Toute la question posée est celle d’un lieu auquel donner sens en soi, par le fait même de l’investir. Et le plateau du théâtre vaut métaphore de l’espace citoyen acté. C’est en cela qu’il était étriqué de rabattre le gigantesque dispositif public des Veilleurs de Belfort, et autres grandes productions collectives suscitées par Joanne Leighton ces dernières années, sur la catégorie des pratiques de sensibilisation amateurs, pour les opposer à une réalisation artistique qui ne serait homologable que sous la forme de pièces jouées dans un théâtre.

Ce premier temps posé, 9000 Pas teste ensuite une multitude de combinatoires et de qualités relationnelles possibles. En observant cela, l’imagination est très libre d’interpréter tout ce qui peut faire lien entre les protagonistes, qu’il en aille du défi, de la solidarité, de la séduction, de l’indifférence, la rencontre de hasard ou le pas de deux presque raffiné.

Une bonne part des énergies convoquées alors s’investissent dans le registre de réminiscences folkloriques. Cela, décidément fait question dans l’époque, quand une seule année sur la scène chorégraphique contemporaine aura déjà donné à voir D’après une histoire vraie de Christian Rizzo, BiT de Maguy Marin, Notre danse de Mylène Benoit, et Monument 0 : hanté par la guerre (1913-2013) d’Eszter Salamon. Toutes ces pièces en passent par l’emprunt à d’anciennes bases de danses collectives.
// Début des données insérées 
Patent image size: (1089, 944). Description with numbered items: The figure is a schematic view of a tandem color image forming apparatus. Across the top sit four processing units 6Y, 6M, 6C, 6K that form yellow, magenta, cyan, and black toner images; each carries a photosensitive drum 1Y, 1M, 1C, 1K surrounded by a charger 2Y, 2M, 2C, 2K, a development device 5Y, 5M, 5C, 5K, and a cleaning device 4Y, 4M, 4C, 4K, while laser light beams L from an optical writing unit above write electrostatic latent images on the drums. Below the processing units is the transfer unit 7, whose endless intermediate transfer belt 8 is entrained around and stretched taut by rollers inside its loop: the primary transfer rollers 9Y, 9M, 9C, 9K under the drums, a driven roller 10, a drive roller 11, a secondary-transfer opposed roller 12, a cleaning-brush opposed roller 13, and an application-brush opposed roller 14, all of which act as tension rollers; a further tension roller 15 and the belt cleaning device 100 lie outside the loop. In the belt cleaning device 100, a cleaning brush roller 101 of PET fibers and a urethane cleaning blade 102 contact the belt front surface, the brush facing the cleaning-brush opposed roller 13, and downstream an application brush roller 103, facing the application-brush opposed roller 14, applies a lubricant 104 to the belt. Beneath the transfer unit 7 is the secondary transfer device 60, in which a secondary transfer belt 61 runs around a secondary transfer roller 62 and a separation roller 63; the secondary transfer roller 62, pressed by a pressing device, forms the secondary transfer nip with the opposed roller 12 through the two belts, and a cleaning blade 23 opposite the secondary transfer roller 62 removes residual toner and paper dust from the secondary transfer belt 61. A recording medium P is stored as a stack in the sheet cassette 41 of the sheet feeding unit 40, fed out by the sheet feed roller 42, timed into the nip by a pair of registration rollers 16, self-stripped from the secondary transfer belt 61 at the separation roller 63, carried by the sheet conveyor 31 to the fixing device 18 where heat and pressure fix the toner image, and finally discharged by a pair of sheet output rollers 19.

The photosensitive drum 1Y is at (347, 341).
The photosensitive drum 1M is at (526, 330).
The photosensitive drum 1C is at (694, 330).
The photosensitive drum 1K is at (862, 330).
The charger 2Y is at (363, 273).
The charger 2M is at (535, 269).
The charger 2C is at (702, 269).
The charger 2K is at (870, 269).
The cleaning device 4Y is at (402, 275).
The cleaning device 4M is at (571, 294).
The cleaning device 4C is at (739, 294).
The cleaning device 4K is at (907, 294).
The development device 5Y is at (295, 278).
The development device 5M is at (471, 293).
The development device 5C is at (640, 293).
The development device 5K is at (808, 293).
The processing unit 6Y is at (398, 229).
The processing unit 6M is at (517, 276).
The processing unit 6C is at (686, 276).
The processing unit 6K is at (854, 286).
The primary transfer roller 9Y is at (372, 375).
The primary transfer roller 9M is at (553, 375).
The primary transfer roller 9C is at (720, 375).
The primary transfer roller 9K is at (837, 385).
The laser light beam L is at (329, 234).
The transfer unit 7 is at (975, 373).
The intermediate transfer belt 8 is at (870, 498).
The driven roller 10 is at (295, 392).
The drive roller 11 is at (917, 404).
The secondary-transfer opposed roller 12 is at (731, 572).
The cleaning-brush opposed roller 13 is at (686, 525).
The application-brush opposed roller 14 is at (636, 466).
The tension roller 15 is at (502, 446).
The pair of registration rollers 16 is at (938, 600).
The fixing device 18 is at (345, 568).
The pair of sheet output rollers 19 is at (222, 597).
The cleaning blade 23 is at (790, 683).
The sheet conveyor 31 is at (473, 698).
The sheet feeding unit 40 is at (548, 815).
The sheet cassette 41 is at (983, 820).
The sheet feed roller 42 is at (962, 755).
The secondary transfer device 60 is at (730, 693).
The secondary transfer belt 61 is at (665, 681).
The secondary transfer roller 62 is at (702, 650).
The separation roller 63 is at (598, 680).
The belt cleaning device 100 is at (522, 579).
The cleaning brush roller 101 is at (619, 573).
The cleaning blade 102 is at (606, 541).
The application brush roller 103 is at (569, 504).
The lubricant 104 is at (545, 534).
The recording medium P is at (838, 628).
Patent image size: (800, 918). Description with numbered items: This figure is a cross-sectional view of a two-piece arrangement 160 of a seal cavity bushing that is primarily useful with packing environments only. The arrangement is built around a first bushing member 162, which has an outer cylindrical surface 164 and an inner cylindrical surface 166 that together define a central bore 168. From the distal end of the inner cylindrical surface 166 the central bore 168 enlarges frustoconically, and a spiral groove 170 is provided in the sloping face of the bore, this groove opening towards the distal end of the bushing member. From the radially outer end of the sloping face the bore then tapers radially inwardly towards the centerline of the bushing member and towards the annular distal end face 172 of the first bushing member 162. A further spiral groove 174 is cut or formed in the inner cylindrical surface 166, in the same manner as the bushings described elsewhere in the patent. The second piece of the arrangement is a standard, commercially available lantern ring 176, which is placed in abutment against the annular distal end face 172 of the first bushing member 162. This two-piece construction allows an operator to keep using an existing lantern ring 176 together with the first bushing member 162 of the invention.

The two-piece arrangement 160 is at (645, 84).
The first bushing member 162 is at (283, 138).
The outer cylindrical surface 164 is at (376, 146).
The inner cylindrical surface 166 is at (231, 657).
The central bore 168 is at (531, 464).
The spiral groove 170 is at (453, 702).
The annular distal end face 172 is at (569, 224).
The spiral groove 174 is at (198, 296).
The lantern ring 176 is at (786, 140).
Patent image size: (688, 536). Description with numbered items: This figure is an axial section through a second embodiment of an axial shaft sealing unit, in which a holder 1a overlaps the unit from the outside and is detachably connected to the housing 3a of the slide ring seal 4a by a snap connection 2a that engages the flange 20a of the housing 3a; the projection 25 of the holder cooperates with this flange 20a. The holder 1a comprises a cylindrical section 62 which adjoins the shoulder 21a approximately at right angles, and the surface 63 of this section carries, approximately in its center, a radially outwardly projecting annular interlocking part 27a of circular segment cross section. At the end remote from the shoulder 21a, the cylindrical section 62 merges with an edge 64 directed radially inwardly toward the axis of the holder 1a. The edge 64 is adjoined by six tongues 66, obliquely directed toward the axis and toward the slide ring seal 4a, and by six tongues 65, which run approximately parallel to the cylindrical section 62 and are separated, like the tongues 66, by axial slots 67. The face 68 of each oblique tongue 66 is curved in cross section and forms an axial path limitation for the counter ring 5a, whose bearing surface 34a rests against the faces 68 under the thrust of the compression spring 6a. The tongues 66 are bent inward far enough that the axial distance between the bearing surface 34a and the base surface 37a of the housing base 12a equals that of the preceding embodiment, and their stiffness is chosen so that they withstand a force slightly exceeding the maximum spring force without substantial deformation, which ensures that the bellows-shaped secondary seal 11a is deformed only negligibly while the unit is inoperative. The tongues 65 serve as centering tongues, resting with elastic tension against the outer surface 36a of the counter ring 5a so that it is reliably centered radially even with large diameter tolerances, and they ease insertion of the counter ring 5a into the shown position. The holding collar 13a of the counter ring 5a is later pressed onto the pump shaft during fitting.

Reste que le principe de composition de 9000 Pas renvoie surtout à une tradition savante marquée par Fase d’Anne Teresa de Keersmaeker (avec qui elle partage l’emprunt au répertoire musical de Steve Reich et l’intérêt pour la suite de Fibonacci), l’art d’une Lucinda Childs, voire d’un Brice Leroux. Mais, impossible de qualifier la pièce de Joanne Leighton de purement répétitive (sa suite évolue sans cesse). Mais non plus de minimaliste. En quoi cela ? En ce qu’elle lâche la bride des qualités interprétatives de ses danseurs et danseuses, qui lui confèrent quelque chose d’heureusement engagé, plutôt joyeux et joliment revêche.